[RFC PATCH 01/10] drm/doc/rfc: Describe why prescriptive color pipeline is needed

Pekka Paalanen ppaalanen at gmail.com
Tue Nov 7 09:55:43 UTC 2023


On Mon, 6 Nov 2023 11:19:27 -0500
Harry Wentland <harry.wentland at amd.com> wrote:

> On 2023-10-20 06:36, Pekka Paalanen wrote:
> > On Thu, 19 Oct 2023 10:56:40 -0400
> > Harry Wentland <harry.wentland at amd.com> wrote:
> >   
> >> On 2023-10-10 12:13, Melissa Wen wrote:  
> >>> O 09/08, Harry Wentland wrote:    
> >>>> Signed-off-by: Harry Wentland <harry.wentland at amd.com>  
> > 
> > ...
> >   
> >>> Also, with this new plane API in place, I understand that we will
> >>> already need think on how to deal with the mixing between old drm color
> >>> properties (color encoding and color range) and these new way of setting
> >>> plane color properties. IIUC, Pekka asked a related question about it
> >>> when talking about CRTC automatic RGB->YUV (?) 
> >>>     
> >>
> >> We'll still need to confirm whether we'll want to deprecate these
> >> existing properties. If we do that we'd want a client prop. Things
> >> should still work without deprecating them, if drivers just pick up
> >> after the initial encoding and range CSC.
> >>
> >> But realistically it might be better to deprecate them and turn them
> >> into explicit colorops.  
> > 
> > The existing properties would need to be explicitly reflected in the
> > new pipelines anyway, otherwise there would always be doubt at which
> > point of a pipeline the old properties apply, and they might even
> > need to change positions between pipelines.
> > 
> > I think it is simply easier to just hide all old color related
> > properties when userspace sets the client-cap to enable pipelines. The
> > problem is to make sure to hide all old properties on all drivers that
> > support the client-cap.
> > 
> > As a pipeline must be complete (describe everything that happens to
> > pixel values), it's going to be a flag day per driver.
> > 
> > Btw. the plane FB YUV->RGB conversion needs a colorop in every pipeline
> > as well. Maybe it's purely informative and non-configurable, keyed by
> > FB pixel format, but still.
> > 
> > We also need a colorop to represent sample filtering, e.g. bilinear,
> > like I think Sebastian may have mentioned in the past. Everything
> > before the sample filter happens "per tap" as Joshua Ashton put it, and
> > everything after it happens on the sample that was computed as a
> > weighted average of the filter tap inputs (texels).
> > 
> > There could be colorops other than sample filtering that operate on
> > more than one sample at a time, like blur or sharpness. There could
> > even be colorops that change the image size like adding padding that
> > the following colorop hardware requires, and then yet another colorop
> > that clips that padding away. For an example, see
> > https://lists.freedesktop.org/archives/dri-devel/2023-October/427015.html
> > 
> > If that padding and its color can affect the pipeline results of the
> > pixels near the padding (e.g. some convolution is applied with them,
> > which may be the reason why padding is necessary to begin with), then
> > it would be best to model it.
> >   
> 
> I hear you but I'm also somewhat shying away from defining this at this point.

Would you define them before the new UAPI is released though?

I agree there is no need to have them in this patch series, but I think
we'd hit the below problems if the UAPI is released without them.
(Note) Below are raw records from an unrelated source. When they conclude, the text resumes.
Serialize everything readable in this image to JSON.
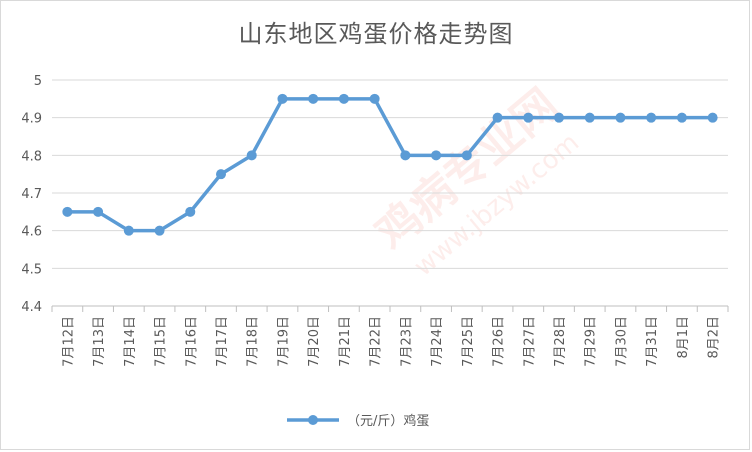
{
  "chart_data": {
    "type": "line",
    "title": "山东地区鸡蛋价格走势图",
    "categories": [
      "7月12日",
      "7月13日",
      "7月14日",
      "7月15日",
      "7月16日",
      "7月17日",
      "7月18日",
      "7月19日",
      "7月20日",
      "7月21日",
      "7月22日",
      "7月23日",
      "7月24日",
      "7月25日",
      "7月26日",
      "7月27日",
      "7月28日",
      "7月29日",
      "7月30日",
      "7月31日",
      "8月1日",
      "8月2日"
    ],
    "series": [
      {
        "name": "（元/斤）鸡蛋",
        "values": [
          4.65,
          4.65,
          4.6,
          4.6,
          4.65,
          4.75,
          4.8,
          4.95,
          4.95,
          4.95,
          4.95,
          4.8,
          4.8,
          4.8,
          4.9,
          4.9,
          4.9,
          4.9,
          4.9,
          4.9,
          4.9,
          4.9
        ]
      }
    ],
    "ylim": [
      4.4,
      5.0
    ],
    "yticks": [
      "4.4",
      "4.5",
      "4.6",
      "4.7",
      "4.8",
      "4.9",
      "5"
    ],
    "xlabel": "",
    "ylabel": "",
    "grid": true,
    "legend": "bottom",
    "colors": {
      "line": "#5b9bd5",
      "grid": "#d9d9d9",
      "axis": "#bfbfbf",
      "text": "#595959"
    }
  },
  "watermark": {
    "text": "鸡病专业网",
    "url": "www.jbzyw.com"
  }
}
> There are already too many things that need to happen and I will focus on the
> actual color blocks (LUTs, matrices) first. We'll always be able to add a new
> (read-only) colorop type to define scaling and tap behavior at any point and
> a client is free to ignore a color pipeline if it doesn't find any tap/scale
> info in it.

How would userspace know to look for tap/scale info, if there is no
upstream definition even on paper?

And the opposite case, if someone writes userspace without tap/scale
colorops, and then drivers add those, and there is no pipeline without
them, because they always exist. Would that userspace disregard all
those pipelines because it does not understand tap/scale colorops,
leaving no usable pipelines? Would that not be kernel regressing
userspace?

If the kernel keeps on exposing pipelines without the colorops, it
fails the basic promise of the whole design: that all pixel value
affecting operations are at least listed if not controllable.

How will we avoid painting ourselves in a corner?

Maybe we need a colorop for "here be dragons" documented as having
unknown and unreliable effects, until driver authors are sure that
everything has been modelled in the pipeline and there are no unknowns?
Or a flag on the pipelines, if we can have that. Then we can at least
tell when the pipeline does not fulfil the basic promise.